Impact of ferroelectric nonlinearity and correlation effects on nanodomain formation

TL;DR

This paper analytically investigates how ferroelectric nonlinearity and correlation effects influence nanodomain shapes and formation thresholds under a biased scanning probe, aligning with experimental observations.

Contribution

It introduces an analytical model combining variational and thermodynamic approaches to describe nanodomain formation considering nonlinear and correlation effects.

Findings

Nanodomain shape can be oblate or prolate depending on nonlinearity.

Domain aspect ratio aligns with dielectric anisotropy.
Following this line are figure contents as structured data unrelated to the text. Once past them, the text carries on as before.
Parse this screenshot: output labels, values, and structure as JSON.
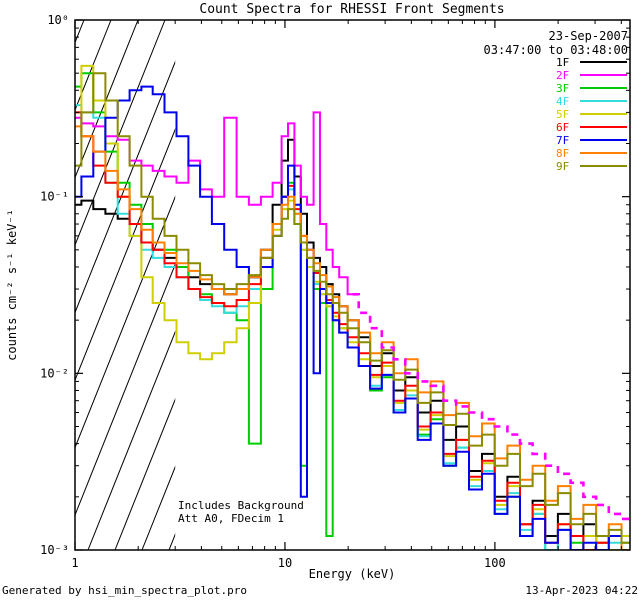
{
  "header": {
    "date": "23-Sep-2007",
    "time_range": "03:47:00 to 03:48:00"
  },
  "footer": {
    "generated_by": "Generated by hsi_min_spectra_plot.pro",
    "datetime": "13-Apr-2023 04:22"
  },
  "chart_data": {
    "type": "line",
    "title": "Count Spectra for RHESSI Front Segments",
    "xlabel": "Energy (keV)",
    "ylabel": "counts cm⁻² s⁻¹ keV⁻¹",
    "xscale": "log",
    "yscale": "log",
    "xlim": [
      1,
      440
    ],
    "ylim": [
      0.001,
      1
    ],
    "step_mode": true,
    "grid": false,
    "legend_position": "top-right",
    "x_ticks": [
      1,
      10,
      100
    ],
    "x_tick_labels": [
      "1",
      "10",
      "100"
    ],
    "y_ticks": [
      1,
      0.1,
      0.01,
      0.001
    ],
    "y_tick_labels": [
      "10⁰",
      "10⁻¹",
      "10⁻²",
      "10⁻³"
    ],
    "hatched_region": {
      "xmin": 1,
      "xmax": 3
    },
    "annotations": [
      "Includes Background",
      "Att A0, FDecim 1"
    ],
    "x_values": [
      1.0,
      1.15,
      1.3,
      1.5,
      1.7,
      1.95,
      2.2,
      2.5,
      2.85,
      3.25,
      3.7,
      4.2,
      4.8,
      5.5,
      6.3,
      7.2,
      8.2,
      9.3,
      10.0,
      10.7,
      11.5,
      12.3,
      13.2,
      14.2,
      15.2,
      16.3,
      17.5,
      18.8,
      21,
      24,
      27,
      31,
      35,
      40,
      46,
      53,
      61,
      70,
      81,
      93,
      107,
      123,
      141,
      162,
      186,
      214,
      246,
      283,
      325,
      374,
      430
    ],
    "series": [
      {
        "label": "1F",
        "color": "#000000",
        "y": [
          0.09,
          0.095,
          0.085,
          0.08,
          0.075,
          0.07,
          0.055,
          0.05,
          0.045,
          0.04,
          0.035,
          0.032,
          0.03,
          0.028,
          0.03,
          0.035,
          0.05,
          0.09,
          0.16,
          0.21,
          0.13,
          0.08,
          0.055,
          0.045,
          0.04,
          0.032,
          0.028,
          0.024,
          0.02,
          0.016,
          0.011,
          0.013,
          0.008,
          0.0095,
          0.006,
          0.007,
          0.0042,
          0.005,
          0.0028,
          0.0035,
          0.002,
          0.0026,
          0.0014,
          0.0019,
          0.0012,
          0.0016,
          0.001,
          0.0014,
          0.0011,
          0.0012,
          0.001
        ]
      },
      {
        "label": "2F",
        "color": "#FF00FF",
        "dash_from": 21,
        "y": [
          0.28,
          0.26,
          0.25,
          0.22,
          0.21,
          0.16,
          0.15,
          0.14,
          0.13,
          0.12,
          0.16,
          0.11,
          0.1,
          0.28,
          0.1,
          0.09,
          0.1,
          0.12,
          0.22,
          0.26,
          0.15,
          0.1,
          0.09,
          0.3,
          0.07,
          0.05,
          0.04,
          0.035,
          0.028,
          0.022,
          0.018,
          0.014,
          0.012,
          0.01,
          0.009,
          0.0085,
          0.007,
          0.0065,
          0.006,
          0.0055,
          0.005,
          0.0045,
          0.004,
          0.0035,
          0.003,
          0.0027,
          0.0024,
          0.002,
          0.0018,
          0.0016,
          0.0015
        ]
      },
      {
        "label": "3F",
        "color": "#00CC00",
        "y": [
          0.42,
          0.5,
          0.3,
          0.18,
          0.12,
          0.09,
          0.07,
          0.055,
          0.05,
          0.04,
          0.03,
          0.028,
          0.025,
          0.022,
          0.02,
          0.004,
          0.03,
          0.06,
          0.1,
          0.12,
          0.07,
          0.003,
          0.04,
          0.03,
          0.025,
          0.0012,
          0.02,
          0.018,
          0.014,
          0.011,
          0.008,
          0.0095,
          0.006,
          0.0072,
          0.0045,
          0.0055,
          0.003,
          0.0038,
          0.0022,
          0.0028,
          0.0016,
          0.002,
          0.0012,
          0.0016,
          0.001,
          0.0013,
          0.0011,
          0.001,
          0.0012,
          0.001,
          0.0011
        ]
      },
      {
        "label": "4F",
        "color": "#33DDDD",
        "y": [
          0.33,
          0.3,
          0.28,
          0.12,
          0.08,
          0.06,
          0.05,
          0.045,
          0.04,
          0.035,
          0.03,
          0.026,
          0.024,
          0.022,
          0.024,
          0.03,
          0.045,
          0.07,
          0.1,
          0.11,
          0.08,
          0.05,
          0.04,
          0.032,
          0.028,
          0.024,
          0.02,
          0.017,
          0.014,
          0.011,
          0.0085,
          0.0098,
          0.0062,
          0.0075,
          0.0044,
          0.0052,
          0.0031,
          0.0038,
          0.0023,
          0.0028,
          0.0017,
          0.0021,
          0.0013,
          0.0016,
          0.001,
          0.0013,
          0.001,
          0.0012,
          0.001,
          0.0011,
          0.001
        ]
      },
      {
        "label": "5F",
        "color": "#CFCF00",
        "y": [
          0.3,
          0.55,
          0.35,
          0.2,
          0.1,
          0.06,
          0.035,
          0.025,
          0.02,
          0.015,
          0.013,
          0.012,
          0.013,
          0.015,
          0.018,
          0.025,
          0.04,
          0.065,
          0.085,
          0.095,
          0.07,
          0.05,
          0.04,
          0.033,
          0.028,
          0.024,
          0.021,
          0.018,
          0.015,
          0.012,
          0.0095,
          0.011,
          0.0068,
          0.008,
          0.0048,
          0.0058,
          0.0034,
          0.0042,
          0.0025,
          0.0031,
          0.0018,
          0.0023,
          0.0014,
          0.0017,
          0.0011,
          0.0014,
          0.001,
          0.0012,
          0.0011,
          0.001,
          0.0012
        ]
      },
      {
        "label": "6F",
        "color": "#FF0000",
        "y": [
          0.3,
          0.22,
          0.15,
          0.12,
          0.1,
          0.07,
          0.055,
          0.05,
          0.042,
          0.035,
          0.03,
          0.027,
          0.025,
          0.024,
          0.026,
          0.032,
          0.045,
          0.07,
          0.1,
          0.115,
          0.085,
          0.06,
          0.045,
          0.037,
          0.03,
          0.026,
          0.022,
          0.019,
          0.016,
          0.013,
          0.0098,
          0.0115,
          0.007,
          0.0085,
          0.005,
          0.006,
          0.0035,
          0.0042,
          0.0026,
          0.0032,
          0.0019,
          0.0024,
          0.0014,
          0.0018,
          0.0011,
          0.0014,
          0.0012,
          0.001,
          0.0011,
          0.0012,
          0.001
        ]
      },
      {
        "label": "7F",
        "color": "#0000EE",
        "y": [
          0.1,
          0.13,
          0.18,
          0.28,
          0.35,
          0.4,
          0.42,
          0.38,
          0.3,
          0.22,
          0.15,
          0.1,
          0.07,
          0.05,
          0.04,
          0.035,
          0.04,
          0.06,
          0.1,
          0.15,
          0.09,
          0.002,
          0.05,
          0.01,
          0.03,
          0.025,
          0.02,
          0.017,
          0.014,
          0.011,
          0.0082,
          0.0098,
          0.006,
          0.0072,
          0.0042,
          0.0052,
          0.003,
          0.0036,
          0.0022,
          0.0027,
          0.0016,
          0.002,
          0.0012,
          0.0015,
          0.0011,
          0.0013,
          0.001,
          0.0011,
          0.001,
          0.0012,
          0.001
        ]
      },
      {
        "label": "8F",
        "color": "#FF8000",
        "y": [
          0.25,
          0.22,
          0.18,
          0.14,
          0.11,
          0.085,
          0.065,
          0.055,
          0.048,
          0.042,
          0.038,
          0.034,
          0.03,
          0.028,
          0.03,
          0.035,
          0.05,
          0.07,
          0.09,
          0.1,
          0.08,
          0.06,
          0.05,
          0.042,
          0.036,
          0.031,
          0.027,
          0.024,
          0.02,
          0.017,
          0.013,
          0.015,
          0.01,
          0.012,
          0.0078,
          0.009,
          0.0058,
          0.0068,
          0.0044,
          0.0052,
          0.0033,
          0.0039,
          0.0025,
          0.003,
          0.0019,
          0.0023,
          0.0015,
          0.0018,
          0.0012,
          0.0014,
          0.001
        ]
      },
      {
        "label": "9F",
        "color": "#8B8B00",
        "y": [
          0.15,
          0.3,
          0.5,
          0.35,
          0.22,
          0.15,
          0.1,
          0.075,
          0.06,
          0.05,
          0.042,
          0.036,
          0.032,
          0.03,
          0.032,
          0.036,
          0.045,
          0.06,
          0.075,
          0.085,
          0.07,
          0.055,
          0.045,
          0.038,
          0.033,
          0.028,
          0.025,
          0.022,
          0.018,
          0.015,
          0.0118,
          0.0135,
          0.0092,
          0.0105,
          0.0068,
          0.0078,
          0.0051,
          0.0059,
          0.0039,
          0.0045,
          0.003,
          0.0035,
          0.0023,
          0.0027,
          0.0018,
          0.0021,
          0.0014,
          0.0016,
          0.0012,
          0.0013,
          0.0011
        ]
      }
    ]
  }
}
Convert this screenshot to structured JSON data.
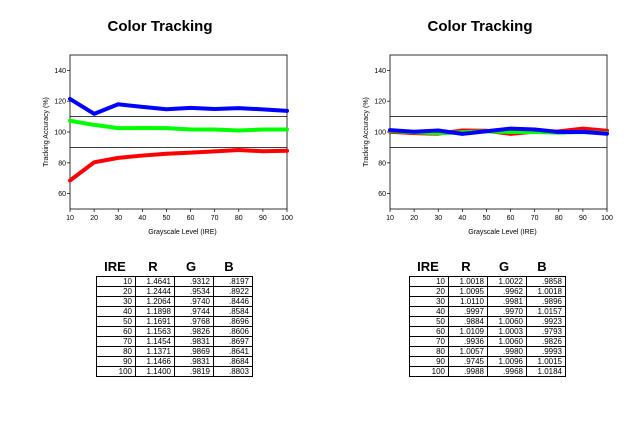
{
  "chart_data": [
    {
      "type": "line",
      "title": "Color Tracking",
      "xlabel": "Grayscale Level (IRE)",
      "ylabel": "Tracking Accuracy (%)",
      "xlim": [
        10,
        100
      ],
      "ylim": [
        50,
        150
      ],
      "xticks": [
        "10",
        "20",
        "30",
        "40",
        "50",
        "60",
        "70",
        "80",
        "90",
        "100"
      ],
      "yticks": [
        "60",
        "80",
        "100",
        "120",
        "140"
      ],
      "reference_lines": [
        90,
        110
      ],
      "x": [
        10,
        20,
        30,
        40,
        50,
        60,
        70,
        80,
        90,
        100
      ],
      "series": [
        {
          "color": "#ff0000",
          "values": [
            68.5,
            80.3,
            83.2,
            84.7,
            85.9,
            86.6,
            87.4,
            88.3,
            87.5,
            87.8
          ]
        },
        {
          "color": "#00ff00",
          "values": [
            107.3,
            104.6,
            102.5,
            102.6,
            102.5,
            101.6,
            101.6,
            101.0,
            101.6,
            101.6
          ]
        },
        {
          "color": "#0000ff",
          "values": [
            121.5,
            111.8,
            118.0,
            116.3,
            114.8,
            115.7,
            114.9,
            115.5,
            114.7,
            113.7
          ]
        }
      ],
      "table": {
        "headers": [
          "IRE",
          "R",
          "G",
          "B"
        ],
        "rows": [
          [
            "10",
            "1.4641",
            ".9312",
            ".8197"
          ],
          [
            "20",
            "1.2444",
            ".9534",
            ".8922"
          ],
          [
            "30",
            "1.2064",
            ".9740",
            ".8446"
          ],
          [
            "40",
            "1.1898",
            ".9744",
            ".8584"
          ],
          [
            "50",
            "1.1691",
            ".9768",
            ".8696"
          ],
          [
            "60",
            "1.1563",
            ".9826",
            ".8606"
          ],
          [
            "70",
            "1.1454",
            ".9831",
            ".8697"
          ],
          [
            "80",
            "1.1371",
            ".9869",
            ".8641"
          ],
          [
            "90",
            "1.1466",
            ".9831",
            ".8684"
          ],
          [
            "100",
            "1.1400",
            ".9819",
            ".8803"
          ]
        ]
      }
    },
    {
      "type": "line",
      "title": "Color Tracking",
      "xlabel": "Grayscale Level (IRE)",
      "ylabel": "Tracking Accuracy (%)",
      "xlim": [
        10,
        100
      ],
      "ylim": [
        50,
        150
      ],
      "xticks": [
        "10",
        "20",
        "30",
        "40",
        "50",
        "60",
        "70",
        "80",
        "90",
        "100"
      ],
      "yticks": [
        "60",
        "80",
        "100",
        "120",
        "140"
      ],
      "reference_lines": [
        90,
        110
      ],
      "x": [
        10,
        20,
        30,
        40,
        50,
        60,
        70,
        80,
        90,
        100
      ],
      "series": [
        {
          "color": "#ff0000",
          "values": [
            100.2,
            99.3,
            98.9,
            101.0,
            100.8,
            98.8,
            100.2,
            100.4,
            102.2,
            100.8
          ]
        },
        {
          "color": "#00ff00",
          "values": [
            100.7,
            99.8,
            99.2,
            99.8,
            100.5,
            100.0,
            100.0,
            99.6,
            100.0,
            99.3
          ]
        },
        {
          "color": "#0000ff",
          "values": [
            101.2,
            100.2,
            101.0,
            98.8,
            100.5,
            102.2,
            101.6,
            100.0,
            100.1,
            98.9
          ]
        }
      ],
      "table": {
        "headers": [
          "IRE",
          "R",
          "G",
          "B"
        ],
        "rows": [
          [
            "10",
            "1.0018",
            "1.0022",
            ".9858"
          ],
          [
            "20",
            "1.0095",
            ".9962",
            "1.0018"
          ],
          [
            "30",
            "1.0110",
            ".9981",
            ".9896"
          ],
          [
            "40",
            ".9997",
            ".9970",
            "1.0157"
          ],
          [
            "50",
            ".9884",
            "1.0060",
            ".9923"
          ],
          [
            "60",
            "1.0109",
            "1.0003",
            ".9793"
          ],
          [
            "70",
            ".9936",
            "1.0060",
            ".9826"
          ],
          [
            "80",
            "1.0057",
            ".9980",
            ".9993"
          ],
          [
            "90",
            ".9745",
            "1.0096",
            "1.0015"
          ],
          [
            "100",
            ".9988",
            ".9968",
            "1.0184"
          ]
        ]
      }
    }
  ]
}
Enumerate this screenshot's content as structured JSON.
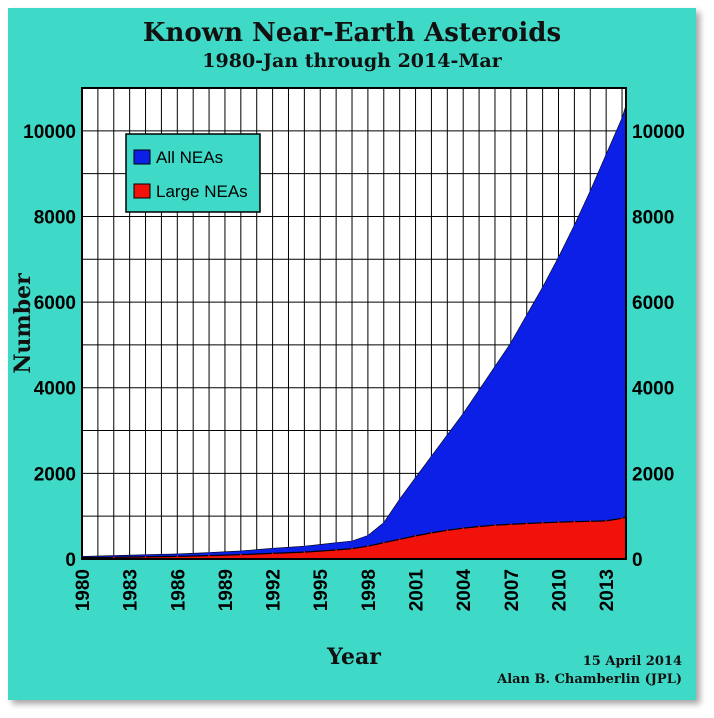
{
  "chart_data": {
    "type": "area",
    "title": "Known Near-Earth Asteroids",
    "subtitle": "1980-Jan through 2014-Mar",
    "xlabel": "Year",
    "ylabel": "Number",
    "xlim": [
      1980,
      2014.25
    ],
    "ylim": [
      0,
      11000
    ],
    "x_ticks": [
      "1980",
      "1983",
      "1986",
      "1989",
      "1992",
      "1995",
      "1998",
      "2001",
      "2004",
      "2007",
      "2010",
      "2013"
    ],
    "y_ticks": [
      "0",
      "2000",
      "4000",
      "6000",
      "8000",
      "10000"
    ],
    "grid": true,
    "legend_position": "top-left",
    "x": [
      1980,
      1982,
      1984,
      1986,
      1988,
      1990,
      1992,
      1994,
      1996,
      1997,
      1998,
      1999,
      2000,
      2001,
      2002,
      2003,
      2004,
      2005,
      2006,
      2007,
      2008,
      2009,
      2010,
      2011,
      2012,
      2013,
      2014,
      2014.25
    ],
    "series": [
      {
        "name": "All NEAs",
        "color": "#0b1fe6",
        "values": [
          60,
          80,
          100,
          120,
          150,
          190,
          250,
          300,
          380,
          420,
          550,
          850,
          1400,
          1900,
          2400,
          2900,
          3400,
          3950,
          4500,
          5050,
          5700,
          6350,
          7050,
          7800,
          8600,
          9450,
          10300,
          10600
        ]
      },
      {
        "name": "Large NEAs",
        "color": "#f2120c",
        "values": [
          30,
          40,
          50,
          60,
          80,
          100,
          130,
          160,
          210,
          240,
          300,
          380,
          460,
          540,
          610,
          670,
          720,
          760,
          790,
          810,
          830,
          845,
          860,
          870,
          880,
          890,
          950,
          980
        ]
      }
    ]
  },
  "credit": {
    "date": "15 April 2014",
    "author": "Alan B. Chamberlin (JPL)"
  }
}
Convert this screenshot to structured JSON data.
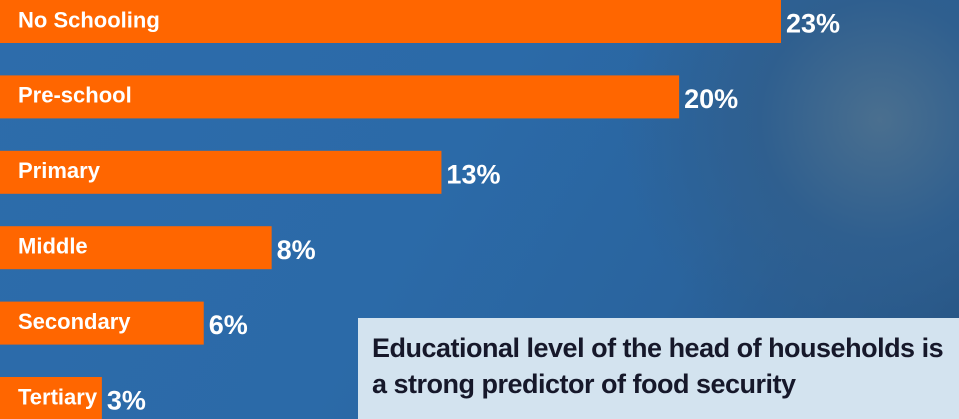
{
  "chart_data": {
    "type": "bar",
    "orientation": "horizontal",
    "title": "Educational level of the head of households is a strong predictor of food security",
    "categories": [
      "No Schooling",
      "Pre-school",
      "Primary",
      "Middle",
      "Secondary",
      "Tertiary"
    ],
    "values": [
      23,
      20,
      13,
      8,
      6,
      3
    ],
    "value_labels": [
      "23%",
      "20%",
      "13%",
      "8%",
      "6%",
      "3%"
    ],
    "color": "#ff6600"
  }
}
Coercive biases match experimental data.

Abstract

Using direct variational method with 2-parametric trial function and Landau-Ginzburg-Devonshire thermodynamical approach, we derived analytical expressions for polarization spatial redistribution in the ferroelectrics caused by the biased Scanning Probe Microscope probe. We demonstrate that the shape of nanodomain induced by the probe electric field can be either oblate or prolate depending on the ferroelectric nonlinearity strength. For typical ferroelectric material parameters and probe apex geometry the domain nucleus aspect ratio is close to dielectric anisotropy factor. Corresponding coercive biases of a stable domain formation are in reasonable agreement with available experimental results. Spike-like domains typical for Landauer-Molotskii rigid approach appear in the considered case only when depolarization field energy contribution strongly dominates over the nonlinear correlation and field effects and domain wall energy.